Alyson Courtemanch, who manages the Greater Yellowstone Ecosystem's Jackson elk herd as part of her job as a wildlife biologist with the Wyoming Game and Fish Department, says knowing the whereabouts of the elk is critical to her job setting hunting seasons and managing the spread of diseases among wild elk and domestic cattle.
"We've been observing a lot of really interesting changes over the past decade about the way that elk are moving across the landscape, specifically of the timing of the migrations," said Courtemanch, who supplied GPS data on the Jackson herd for the study. "This analysis helped confirm a lot of things that people on the ground had suspected were happening, but that weren't really quantified."
"It seems like these animals can adapt to changing climates, which is likely a good thing," Rickbeil said. "But there will be a lot of consequences to these changes."

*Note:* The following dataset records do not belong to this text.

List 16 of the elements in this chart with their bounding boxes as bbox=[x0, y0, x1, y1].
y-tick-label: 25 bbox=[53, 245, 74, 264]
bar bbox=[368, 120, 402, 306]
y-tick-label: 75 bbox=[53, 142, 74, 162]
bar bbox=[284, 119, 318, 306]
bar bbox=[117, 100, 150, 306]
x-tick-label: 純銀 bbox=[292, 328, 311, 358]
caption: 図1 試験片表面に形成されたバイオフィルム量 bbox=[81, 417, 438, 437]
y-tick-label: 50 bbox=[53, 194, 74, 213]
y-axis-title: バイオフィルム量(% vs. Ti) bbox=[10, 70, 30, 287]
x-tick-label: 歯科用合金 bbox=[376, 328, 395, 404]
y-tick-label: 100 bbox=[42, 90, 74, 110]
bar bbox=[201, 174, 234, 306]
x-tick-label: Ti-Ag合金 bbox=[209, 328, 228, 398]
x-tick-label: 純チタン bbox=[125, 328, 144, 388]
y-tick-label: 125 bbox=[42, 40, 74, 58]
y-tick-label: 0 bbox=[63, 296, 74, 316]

Study co-authors include Jerod A. Merkle of the University of Wyoming; Greg Anderson, Douglas E. McWhirter and Tony Mong of the Wyoming Game and Fish Department; M. Paul Atwood of the Idaho Department of Fish and Game; Jon P. Beckmann of the Wildlife Conservation Society; Eric K. Cole of the U.S. Fish and Wildlife Service; Sarah Dewey and David D. Gustine of the National Park Service; Matthew J. Kauffman of the U.S. Geological Survey and Kelly Proffitt of Montana Fish, Wildlife and Parks.
This research was supported by the National Geographic Society, Grant WW-100C-17; the Knobloch Family Foundation; the George B. Storer Foundation and the Rocky Mountain Elk Foundation.